Hydrogen bonding in electronically excited states: a comparison between formic acid dimer and its mono-substituted thioderivatives

Abstract

A multi-state complete active space second order perturbation theory (MS-CASPT2) study on the valence singlet electronic excited states of formic acid dimer is presented. The electronic spectrum of this dihydrogen bonded system is dominated by nπ* and ππ* intramonomer and charge transfer excitations and consists of a very intense ππ* transition at 8.25 eV and three weaker nπ*(2×) and ππ*(1×) electronic excitations at 6.21 eV, 9.13 eV, and 9.93 eV, respectively.

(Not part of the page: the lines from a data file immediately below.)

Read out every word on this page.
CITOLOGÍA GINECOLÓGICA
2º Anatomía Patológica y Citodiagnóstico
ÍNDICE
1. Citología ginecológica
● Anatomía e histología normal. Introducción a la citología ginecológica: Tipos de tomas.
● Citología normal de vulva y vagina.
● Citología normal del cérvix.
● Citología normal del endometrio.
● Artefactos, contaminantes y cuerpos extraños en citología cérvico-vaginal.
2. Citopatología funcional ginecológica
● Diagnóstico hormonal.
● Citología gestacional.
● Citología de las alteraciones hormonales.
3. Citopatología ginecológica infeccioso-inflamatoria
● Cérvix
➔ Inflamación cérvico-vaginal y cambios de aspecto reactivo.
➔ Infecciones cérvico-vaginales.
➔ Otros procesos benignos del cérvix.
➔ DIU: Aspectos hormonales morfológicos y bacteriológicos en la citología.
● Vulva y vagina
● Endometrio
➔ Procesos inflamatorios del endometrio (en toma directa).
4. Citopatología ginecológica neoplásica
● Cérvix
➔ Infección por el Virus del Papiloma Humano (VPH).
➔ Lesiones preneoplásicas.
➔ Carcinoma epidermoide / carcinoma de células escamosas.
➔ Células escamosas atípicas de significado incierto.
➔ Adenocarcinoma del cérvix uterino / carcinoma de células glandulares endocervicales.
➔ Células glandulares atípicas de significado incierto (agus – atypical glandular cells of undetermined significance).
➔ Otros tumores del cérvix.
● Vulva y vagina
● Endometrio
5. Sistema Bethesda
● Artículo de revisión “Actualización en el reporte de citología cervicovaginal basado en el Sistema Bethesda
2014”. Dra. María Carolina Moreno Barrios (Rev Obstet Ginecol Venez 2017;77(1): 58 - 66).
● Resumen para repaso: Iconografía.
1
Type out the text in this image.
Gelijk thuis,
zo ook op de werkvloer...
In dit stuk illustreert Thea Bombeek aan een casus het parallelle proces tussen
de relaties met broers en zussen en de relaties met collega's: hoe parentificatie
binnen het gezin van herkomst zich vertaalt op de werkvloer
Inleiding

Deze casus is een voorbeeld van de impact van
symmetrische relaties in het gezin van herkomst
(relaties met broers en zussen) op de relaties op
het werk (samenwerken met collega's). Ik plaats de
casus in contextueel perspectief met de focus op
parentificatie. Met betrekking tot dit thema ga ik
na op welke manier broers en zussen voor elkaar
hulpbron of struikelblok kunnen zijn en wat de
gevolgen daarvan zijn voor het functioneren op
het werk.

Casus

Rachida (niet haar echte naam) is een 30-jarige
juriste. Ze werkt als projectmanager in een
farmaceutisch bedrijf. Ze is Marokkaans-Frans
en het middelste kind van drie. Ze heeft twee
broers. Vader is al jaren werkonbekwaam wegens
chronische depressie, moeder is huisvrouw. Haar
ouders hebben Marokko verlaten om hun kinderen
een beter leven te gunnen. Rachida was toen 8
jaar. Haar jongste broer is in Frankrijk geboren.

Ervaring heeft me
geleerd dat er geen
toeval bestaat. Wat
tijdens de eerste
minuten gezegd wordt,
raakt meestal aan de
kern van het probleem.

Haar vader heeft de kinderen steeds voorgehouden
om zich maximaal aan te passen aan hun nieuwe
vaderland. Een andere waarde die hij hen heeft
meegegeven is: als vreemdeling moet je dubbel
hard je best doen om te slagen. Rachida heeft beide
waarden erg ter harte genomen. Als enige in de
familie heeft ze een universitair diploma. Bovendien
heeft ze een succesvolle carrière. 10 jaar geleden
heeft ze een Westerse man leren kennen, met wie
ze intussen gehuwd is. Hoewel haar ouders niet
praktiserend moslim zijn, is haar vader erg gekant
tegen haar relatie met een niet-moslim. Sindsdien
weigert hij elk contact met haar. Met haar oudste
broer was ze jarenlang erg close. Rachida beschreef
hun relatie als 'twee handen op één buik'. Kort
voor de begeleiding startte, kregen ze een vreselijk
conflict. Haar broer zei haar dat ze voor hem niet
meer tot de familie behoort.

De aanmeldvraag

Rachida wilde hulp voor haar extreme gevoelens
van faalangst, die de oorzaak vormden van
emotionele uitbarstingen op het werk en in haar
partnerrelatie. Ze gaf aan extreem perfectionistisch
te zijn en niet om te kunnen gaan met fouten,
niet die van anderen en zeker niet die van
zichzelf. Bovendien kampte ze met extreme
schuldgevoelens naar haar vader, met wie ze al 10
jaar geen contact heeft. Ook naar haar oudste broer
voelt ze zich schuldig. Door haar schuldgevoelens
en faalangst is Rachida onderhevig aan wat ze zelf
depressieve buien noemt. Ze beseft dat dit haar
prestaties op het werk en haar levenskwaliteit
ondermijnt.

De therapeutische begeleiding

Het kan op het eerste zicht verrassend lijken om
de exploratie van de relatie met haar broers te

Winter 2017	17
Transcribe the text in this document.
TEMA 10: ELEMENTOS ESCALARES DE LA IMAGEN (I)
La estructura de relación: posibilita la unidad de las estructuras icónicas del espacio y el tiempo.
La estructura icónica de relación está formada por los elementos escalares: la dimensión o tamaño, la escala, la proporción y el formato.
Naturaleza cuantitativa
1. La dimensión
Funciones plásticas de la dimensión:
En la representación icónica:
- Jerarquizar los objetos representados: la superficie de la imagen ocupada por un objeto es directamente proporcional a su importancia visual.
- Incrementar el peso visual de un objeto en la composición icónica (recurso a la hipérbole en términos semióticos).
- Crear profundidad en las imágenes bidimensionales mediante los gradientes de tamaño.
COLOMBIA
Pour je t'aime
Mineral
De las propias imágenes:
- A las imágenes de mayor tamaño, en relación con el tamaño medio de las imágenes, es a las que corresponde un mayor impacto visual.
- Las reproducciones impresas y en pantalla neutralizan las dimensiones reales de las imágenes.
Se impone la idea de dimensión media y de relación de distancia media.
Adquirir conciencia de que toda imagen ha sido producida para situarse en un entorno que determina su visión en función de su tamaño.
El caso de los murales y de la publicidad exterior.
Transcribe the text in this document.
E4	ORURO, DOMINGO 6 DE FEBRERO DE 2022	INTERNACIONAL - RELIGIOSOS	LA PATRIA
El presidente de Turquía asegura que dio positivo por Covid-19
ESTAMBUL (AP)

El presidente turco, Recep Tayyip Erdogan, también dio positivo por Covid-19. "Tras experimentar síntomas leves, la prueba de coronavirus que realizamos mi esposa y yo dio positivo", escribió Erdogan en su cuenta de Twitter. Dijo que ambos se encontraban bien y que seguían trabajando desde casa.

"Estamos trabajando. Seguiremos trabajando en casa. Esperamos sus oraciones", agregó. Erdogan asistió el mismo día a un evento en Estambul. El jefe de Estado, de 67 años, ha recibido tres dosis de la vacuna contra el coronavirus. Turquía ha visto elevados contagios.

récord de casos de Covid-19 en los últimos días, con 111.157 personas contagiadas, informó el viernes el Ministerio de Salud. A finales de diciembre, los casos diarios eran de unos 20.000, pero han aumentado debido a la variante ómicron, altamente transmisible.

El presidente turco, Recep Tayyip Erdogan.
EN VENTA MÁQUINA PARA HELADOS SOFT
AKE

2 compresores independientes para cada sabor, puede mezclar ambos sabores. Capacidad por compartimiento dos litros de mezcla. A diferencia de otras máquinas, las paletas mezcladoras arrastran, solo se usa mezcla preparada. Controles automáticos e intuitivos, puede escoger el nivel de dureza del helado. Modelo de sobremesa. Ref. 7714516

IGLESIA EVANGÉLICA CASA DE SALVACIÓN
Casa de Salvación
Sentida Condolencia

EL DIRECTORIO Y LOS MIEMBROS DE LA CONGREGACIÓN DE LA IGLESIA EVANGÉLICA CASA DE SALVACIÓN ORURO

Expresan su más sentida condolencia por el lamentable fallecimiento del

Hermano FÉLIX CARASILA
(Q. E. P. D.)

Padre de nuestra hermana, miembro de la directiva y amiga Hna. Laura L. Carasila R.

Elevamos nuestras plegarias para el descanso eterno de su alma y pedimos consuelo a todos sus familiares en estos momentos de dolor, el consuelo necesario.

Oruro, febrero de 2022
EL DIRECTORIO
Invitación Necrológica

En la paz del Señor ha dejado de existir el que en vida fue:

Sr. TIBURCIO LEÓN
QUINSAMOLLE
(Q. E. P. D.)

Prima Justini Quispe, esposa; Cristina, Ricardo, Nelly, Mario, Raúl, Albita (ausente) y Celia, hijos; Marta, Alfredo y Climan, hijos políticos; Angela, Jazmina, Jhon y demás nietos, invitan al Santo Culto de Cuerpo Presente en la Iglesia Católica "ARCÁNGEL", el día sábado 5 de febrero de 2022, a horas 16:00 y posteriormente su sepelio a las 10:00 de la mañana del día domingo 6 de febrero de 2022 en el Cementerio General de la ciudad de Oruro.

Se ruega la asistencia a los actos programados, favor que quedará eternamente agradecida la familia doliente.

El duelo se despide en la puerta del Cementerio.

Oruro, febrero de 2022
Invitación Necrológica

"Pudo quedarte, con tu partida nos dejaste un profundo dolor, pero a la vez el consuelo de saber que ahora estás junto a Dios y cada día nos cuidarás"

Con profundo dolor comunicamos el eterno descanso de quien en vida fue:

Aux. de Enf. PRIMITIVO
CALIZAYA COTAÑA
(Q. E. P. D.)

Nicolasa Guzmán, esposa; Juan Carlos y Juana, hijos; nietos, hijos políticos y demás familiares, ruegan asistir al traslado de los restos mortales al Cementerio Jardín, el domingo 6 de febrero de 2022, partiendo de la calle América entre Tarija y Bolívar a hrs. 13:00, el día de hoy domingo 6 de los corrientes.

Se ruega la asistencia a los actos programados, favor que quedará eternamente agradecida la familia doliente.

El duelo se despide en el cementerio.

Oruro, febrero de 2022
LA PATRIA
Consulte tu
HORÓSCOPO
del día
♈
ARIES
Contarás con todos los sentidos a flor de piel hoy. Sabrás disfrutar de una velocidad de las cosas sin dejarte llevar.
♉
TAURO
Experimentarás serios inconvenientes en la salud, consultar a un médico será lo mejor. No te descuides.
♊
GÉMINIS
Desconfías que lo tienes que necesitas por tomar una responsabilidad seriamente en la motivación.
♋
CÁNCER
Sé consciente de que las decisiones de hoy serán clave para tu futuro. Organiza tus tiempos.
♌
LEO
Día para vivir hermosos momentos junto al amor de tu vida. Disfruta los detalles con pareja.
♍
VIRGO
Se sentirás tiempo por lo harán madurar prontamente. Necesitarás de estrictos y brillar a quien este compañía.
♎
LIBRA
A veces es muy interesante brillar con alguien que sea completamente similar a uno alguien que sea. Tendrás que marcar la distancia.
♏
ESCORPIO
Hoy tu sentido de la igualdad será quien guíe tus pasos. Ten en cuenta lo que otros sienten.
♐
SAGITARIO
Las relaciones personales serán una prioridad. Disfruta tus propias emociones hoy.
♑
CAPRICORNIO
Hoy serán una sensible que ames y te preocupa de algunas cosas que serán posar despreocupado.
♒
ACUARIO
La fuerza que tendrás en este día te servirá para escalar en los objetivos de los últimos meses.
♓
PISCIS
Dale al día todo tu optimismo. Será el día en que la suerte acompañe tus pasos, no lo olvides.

The characteristic nπ*–nπ*–ππ*–ππ*… pattern found in the formic acid dimer electronic spectrum is altered when a sulfur atom is introduced in the molecule. Furthermore, carbonyl-by-thiocarbonyl or hydroxyl-by-thiohydroxyl substitution is predicted to strongly affect the intensity of the above electronic transitions. The effect of oxygen-by-sulfur substitution on the geometry of the first excited state (S₁) has been investigated at the CC2 and CASSCF levels of theory. Although the two methods qualitatively predict the same geometrical changes upon nπ* excitation, the geometries of the S₁ state are found to differ considerably between the two levels.